Malcolm Scott Consultants director Malcolm Scott said sales have begun after a slow start. "May bank holiday is more important this year because of the early Easter, which fell on a bad weather weekend after a wet and cold March. In January, we thought all the all the plants would be over by April, but suddenly it went cold and it's been a bit depressing and most centres have been down until early April."
Garden Centre Association chief executive Iain Wylie said of the May bank holidays: "I don't think it is do or die. Against budgets there's not an issue but looking against last year there are big figures to chase for April because it had Easter in, so these bank holidays will be important."

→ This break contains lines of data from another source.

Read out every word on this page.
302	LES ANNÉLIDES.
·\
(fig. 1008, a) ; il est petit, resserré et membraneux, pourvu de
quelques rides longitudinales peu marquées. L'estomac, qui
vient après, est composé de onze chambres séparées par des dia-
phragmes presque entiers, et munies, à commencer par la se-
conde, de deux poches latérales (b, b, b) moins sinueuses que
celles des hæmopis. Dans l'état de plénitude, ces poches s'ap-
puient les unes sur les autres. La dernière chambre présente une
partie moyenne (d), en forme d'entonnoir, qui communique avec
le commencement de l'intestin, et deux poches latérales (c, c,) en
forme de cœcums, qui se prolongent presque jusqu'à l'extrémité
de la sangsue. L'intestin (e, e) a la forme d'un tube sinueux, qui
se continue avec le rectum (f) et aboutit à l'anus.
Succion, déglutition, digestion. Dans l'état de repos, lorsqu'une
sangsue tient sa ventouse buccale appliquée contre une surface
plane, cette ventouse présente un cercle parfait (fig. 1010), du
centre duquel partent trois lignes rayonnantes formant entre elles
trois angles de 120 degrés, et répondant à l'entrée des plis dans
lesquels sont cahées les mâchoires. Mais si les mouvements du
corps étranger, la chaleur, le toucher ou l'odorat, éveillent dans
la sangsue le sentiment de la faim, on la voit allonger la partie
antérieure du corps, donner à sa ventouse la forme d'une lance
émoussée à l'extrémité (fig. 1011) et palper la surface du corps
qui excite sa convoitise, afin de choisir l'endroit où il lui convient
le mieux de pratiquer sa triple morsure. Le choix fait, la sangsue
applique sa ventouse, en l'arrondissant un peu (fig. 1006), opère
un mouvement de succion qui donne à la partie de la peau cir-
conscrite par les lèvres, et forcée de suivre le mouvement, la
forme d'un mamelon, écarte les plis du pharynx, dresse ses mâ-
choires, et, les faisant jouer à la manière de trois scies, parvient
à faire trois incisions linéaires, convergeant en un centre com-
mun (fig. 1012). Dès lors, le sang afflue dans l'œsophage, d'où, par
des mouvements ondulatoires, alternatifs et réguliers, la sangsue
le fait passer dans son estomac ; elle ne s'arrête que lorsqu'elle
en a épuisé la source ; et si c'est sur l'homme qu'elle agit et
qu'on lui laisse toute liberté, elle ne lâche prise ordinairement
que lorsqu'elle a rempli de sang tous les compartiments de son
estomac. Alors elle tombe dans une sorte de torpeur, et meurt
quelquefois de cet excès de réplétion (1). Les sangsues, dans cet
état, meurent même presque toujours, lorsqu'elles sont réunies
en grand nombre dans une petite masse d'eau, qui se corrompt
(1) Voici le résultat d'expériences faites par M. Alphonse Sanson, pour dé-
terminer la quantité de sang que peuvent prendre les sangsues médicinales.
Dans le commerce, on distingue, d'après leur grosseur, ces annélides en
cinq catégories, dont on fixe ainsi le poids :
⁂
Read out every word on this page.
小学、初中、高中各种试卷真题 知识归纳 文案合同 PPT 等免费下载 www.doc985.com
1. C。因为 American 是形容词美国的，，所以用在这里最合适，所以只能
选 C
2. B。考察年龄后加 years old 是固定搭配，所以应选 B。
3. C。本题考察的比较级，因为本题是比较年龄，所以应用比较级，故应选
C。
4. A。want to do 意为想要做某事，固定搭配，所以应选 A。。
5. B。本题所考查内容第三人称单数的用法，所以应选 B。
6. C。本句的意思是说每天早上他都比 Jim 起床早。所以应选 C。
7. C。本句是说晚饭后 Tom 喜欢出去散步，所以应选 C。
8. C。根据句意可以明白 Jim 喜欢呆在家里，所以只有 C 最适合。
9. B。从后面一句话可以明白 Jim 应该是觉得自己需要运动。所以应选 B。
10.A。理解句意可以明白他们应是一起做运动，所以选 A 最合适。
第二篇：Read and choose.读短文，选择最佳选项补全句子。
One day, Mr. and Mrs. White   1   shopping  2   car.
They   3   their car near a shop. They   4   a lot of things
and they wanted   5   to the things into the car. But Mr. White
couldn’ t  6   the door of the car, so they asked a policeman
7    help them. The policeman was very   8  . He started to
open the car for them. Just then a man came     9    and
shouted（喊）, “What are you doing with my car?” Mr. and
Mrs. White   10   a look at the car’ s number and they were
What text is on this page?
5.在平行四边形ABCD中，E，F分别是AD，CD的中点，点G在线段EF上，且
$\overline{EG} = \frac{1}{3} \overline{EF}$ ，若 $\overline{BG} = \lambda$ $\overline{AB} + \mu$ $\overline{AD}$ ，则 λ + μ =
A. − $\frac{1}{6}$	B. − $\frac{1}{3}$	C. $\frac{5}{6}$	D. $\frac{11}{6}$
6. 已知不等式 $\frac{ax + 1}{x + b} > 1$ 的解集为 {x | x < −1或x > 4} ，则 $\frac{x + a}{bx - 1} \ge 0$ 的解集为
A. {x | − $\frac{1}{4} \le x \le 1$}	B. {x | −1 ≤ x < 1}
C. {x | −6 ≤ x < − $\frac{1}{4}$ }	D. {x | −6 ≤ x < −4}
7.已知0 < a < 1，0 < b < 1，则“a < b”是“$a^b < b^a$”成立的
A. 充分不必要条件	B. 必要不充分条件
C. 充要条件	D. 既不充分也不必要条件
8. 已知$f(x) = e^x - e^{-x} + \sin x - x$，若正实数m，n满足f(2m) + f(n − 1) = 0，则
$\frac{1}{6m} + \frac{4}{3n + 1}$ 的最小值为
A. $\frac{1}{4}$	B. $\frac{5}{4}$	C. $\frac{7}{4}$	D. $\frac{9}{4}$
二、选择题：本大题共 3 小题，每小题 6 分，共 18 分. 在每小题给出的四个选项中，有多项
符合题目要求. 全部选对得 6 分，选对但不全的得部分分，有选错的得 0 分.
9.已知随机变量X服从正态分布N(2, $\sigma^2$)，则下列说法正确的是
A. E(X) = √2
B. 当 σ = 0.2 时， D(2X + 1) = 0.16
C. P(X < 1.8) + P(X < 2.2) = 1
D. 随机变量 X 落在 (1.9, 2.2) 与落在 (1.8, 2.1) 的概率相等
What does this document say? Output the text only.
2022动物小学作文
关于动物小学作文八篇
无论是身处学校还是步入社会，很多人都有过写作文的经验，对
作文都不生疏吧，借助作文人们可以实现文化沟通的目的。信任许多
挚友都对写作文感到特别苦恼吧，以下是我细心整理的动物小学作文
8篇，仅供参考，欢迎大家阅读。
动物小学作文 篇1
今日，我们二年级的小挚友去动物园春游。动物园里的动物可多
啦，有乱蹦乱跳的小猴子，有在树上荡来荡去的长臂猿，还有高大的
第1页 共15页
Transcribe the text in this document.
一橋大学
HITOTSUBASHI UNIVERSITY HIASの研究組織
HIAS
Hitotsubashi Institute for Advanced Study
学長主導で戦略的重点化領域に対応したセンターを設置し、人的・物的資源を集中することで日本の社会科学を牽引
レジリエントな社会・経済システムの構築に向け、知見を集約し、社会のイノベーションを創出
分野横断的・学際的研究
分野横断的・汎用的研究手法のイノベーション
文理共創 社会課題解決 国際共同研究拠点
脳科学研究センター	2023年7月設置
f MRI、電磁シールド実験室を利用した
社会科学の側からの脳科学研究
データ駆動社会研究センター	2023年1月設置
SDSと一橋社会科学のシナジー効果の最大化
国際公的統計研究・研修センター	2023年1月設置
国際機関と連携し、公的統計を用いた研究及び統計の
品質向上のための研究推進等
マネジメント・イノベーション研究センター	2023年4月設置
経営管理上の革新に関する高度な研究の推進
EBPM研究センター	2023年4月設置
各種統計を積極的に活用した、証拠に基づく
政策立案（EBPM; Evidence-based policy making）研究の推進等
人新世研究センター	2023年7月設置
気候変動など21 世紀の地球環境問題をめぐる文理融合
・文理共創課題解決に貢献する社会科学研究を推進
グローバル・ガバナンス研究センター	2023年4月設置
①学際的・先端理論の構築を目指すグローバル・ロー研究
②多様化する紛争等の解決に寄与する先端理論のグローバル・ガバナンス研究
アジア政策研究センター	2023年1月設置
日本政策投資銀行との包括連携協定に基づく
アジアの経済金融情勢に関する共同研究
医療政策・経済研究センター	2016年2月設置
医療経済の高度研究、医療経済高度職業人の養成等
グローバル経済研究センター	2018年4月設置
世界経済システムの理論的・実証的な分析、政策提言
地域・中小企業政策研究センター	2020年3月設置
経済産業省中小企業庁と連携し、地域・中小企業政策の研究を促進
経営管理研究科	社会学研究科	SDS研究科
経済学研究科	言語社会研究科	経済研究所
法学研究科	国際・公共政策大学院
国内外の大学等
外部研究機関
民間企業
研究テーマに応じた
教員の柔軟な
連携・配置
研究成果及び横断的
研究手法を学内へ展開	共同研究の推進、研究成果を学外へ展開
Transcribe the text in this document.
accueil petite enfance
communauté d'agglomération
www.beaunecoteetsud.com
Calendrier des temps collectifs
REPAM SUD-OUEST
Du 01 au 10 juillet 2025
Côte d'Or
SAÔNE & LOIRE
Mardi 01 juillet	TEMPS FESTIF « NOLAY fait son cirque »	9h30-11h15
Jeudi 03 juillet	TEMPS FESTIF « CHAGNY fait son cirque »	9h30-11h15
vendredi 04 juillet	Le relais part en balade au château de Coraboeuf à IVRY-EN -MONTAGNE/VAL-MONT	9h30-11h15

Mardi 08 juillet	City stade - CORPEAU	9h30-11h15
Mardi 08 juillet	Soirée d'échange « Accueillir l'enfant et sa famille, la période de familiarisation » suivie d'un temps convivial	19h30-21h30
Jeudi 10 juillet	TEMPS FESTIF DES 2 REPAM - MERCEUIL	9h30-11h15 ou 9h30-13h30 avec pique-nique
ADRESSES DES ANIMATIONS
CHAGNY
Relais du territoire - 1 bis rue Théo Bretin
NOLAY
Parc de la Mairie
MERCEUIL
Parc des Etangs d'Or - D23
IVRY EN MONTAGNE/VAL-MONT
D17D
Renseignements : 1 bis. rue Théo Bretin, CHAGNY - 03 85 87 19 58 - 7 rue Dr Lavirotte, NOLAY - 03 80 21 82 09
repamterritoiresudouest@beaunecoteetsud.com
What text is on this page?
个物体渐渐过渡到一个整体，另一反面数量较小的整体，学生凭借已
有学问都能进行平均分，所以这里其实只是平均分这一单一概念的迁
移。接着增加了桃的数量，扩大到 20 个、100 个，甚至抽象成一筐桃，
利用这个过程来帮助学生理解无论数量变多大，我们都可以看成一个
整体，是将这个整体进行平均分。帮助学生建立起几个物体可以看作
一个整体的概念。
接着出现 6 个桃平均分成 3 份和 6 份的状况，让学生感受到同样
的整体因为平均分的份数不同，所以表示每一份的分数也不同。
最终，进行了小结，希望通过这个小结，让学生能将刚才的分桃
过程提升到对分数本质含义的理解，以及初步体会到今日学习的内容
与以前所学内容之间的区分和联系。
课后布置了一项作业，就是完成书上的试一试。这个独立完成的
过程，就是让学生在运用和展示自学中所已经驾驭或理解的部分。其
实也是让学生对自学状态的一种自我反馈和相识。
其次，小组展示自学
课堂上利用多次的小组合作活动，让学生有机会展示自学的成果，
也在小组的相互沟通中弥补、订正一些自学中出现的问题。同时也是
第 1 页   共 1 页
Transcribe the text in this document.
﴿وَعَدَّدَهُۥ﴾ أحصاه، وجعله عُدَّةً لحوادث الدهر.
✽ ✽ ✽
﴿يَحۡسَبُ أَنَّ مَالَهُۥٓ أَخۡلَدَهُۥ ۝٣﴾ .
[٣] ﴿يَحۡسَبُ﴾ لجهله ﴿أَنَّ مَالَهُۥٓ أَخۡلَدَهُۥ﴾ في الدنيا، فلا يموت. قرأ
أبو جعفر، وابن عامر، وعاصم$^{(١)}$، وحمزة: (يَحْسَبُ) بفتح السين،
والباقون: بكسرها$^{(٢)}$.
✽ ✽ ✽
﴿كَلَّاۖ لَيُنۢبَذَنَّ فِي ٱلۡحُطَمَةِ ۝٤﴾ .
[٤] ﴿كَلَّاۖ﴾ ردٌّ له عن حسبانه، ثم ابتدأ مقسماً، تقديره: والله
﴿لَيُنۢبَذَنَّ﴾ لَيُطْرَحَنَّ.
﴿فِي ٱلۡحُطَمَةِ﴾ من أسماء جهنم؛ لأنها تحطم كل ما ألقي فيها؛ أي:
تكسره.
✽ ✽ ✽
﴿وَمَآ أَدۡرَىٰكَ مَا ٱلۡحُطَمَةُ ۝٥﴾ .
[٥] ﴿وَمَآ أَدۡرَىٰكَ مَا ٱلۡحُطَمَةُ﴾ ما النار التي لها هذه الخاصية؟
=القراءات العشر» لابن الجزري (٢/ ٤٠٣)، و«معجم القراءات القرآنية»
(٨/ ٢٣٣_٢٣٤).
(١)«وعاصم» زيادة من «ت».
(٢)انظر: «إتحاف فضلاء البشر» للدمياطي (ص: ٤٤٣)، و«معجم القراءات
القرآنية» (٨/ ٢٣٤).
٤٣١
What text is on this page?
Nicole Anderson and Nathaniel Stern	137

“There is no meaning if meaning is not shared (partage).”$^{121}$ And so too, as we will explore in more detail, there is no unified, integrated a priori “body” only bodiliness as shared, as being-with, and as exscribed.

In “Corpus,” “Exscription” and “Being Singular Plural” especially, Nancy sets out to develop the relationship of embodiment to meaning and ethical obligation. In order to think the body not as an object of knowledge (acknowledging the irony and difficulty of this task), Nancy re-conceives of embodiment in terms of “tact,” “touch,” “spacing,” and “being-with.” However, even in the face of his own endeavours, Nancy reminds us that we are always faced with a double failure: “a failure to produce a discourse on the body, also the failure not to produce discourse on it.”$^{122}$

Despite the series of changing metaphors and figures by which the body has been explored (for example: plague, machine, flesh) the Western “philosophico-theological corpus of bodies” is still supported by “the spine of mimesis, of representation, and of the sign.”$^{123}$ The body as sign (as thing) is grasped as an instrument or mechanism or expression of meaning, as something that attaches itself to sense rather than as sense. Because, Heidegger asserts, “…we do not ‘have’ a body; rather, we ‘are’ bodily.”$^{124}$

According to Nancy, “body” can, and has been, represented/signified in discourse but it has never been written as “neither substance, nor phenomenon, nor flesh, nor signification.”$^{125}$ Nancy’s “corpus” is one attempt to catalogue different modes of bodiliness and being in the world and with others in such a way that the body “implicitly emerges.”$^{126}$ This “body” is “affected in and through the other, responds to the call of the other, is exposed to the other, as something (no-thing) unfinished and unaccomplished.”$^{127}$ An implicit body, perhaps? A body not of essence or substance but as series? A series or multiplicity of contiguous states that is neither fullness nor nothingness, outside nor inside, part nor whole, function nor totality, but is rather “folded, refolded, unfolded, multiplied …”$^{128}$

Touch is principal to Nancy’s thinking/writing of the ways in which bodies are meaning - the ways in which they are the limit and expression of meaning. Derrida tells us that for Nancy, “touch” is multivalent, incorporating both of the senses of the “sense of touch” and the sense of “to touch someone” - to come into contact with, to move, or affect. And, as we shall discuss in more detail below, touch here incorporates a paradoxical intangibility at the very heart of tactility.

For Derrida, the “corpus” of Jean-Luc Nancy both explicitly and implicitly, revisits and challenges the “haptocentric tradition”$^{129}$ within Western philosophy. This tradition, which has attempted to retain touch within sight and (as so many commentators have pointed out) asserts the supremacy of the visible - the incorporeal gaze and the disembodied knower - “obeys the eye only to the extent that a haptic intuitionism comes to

He pointed out that an early Easter always means lost momentum in garden centres, while Longacres' Mike Ainley said sales are "patchy" although the first weekend in April was good, especially as it was comparing against Easter in 2015.
The weather forecast will see temperatures starting to go consistently above 12 degsC in the last fortnight of the month for the first time this year. Ainley added: "Given that Easter was so early and cold we could do with some good weather for the two May bank holidays." He said the first weekend in April, which coincided with Easter 2015, was better than Easter 2016.
Retail consultant Neville Stein said: "Plant sales over the Easter period were not as strong as they could have been had the weather been more conducive to gardening. A slowish start to the season should mean pent-up demand for plants and if the weather is good at the end of the month the first bank holiday in May could result in strong plant sales. Having Easter at a different time each year brings challenges for garden retailers and makes it more difficult to plan, so there might be some mileage in considering a fixed date for Easter."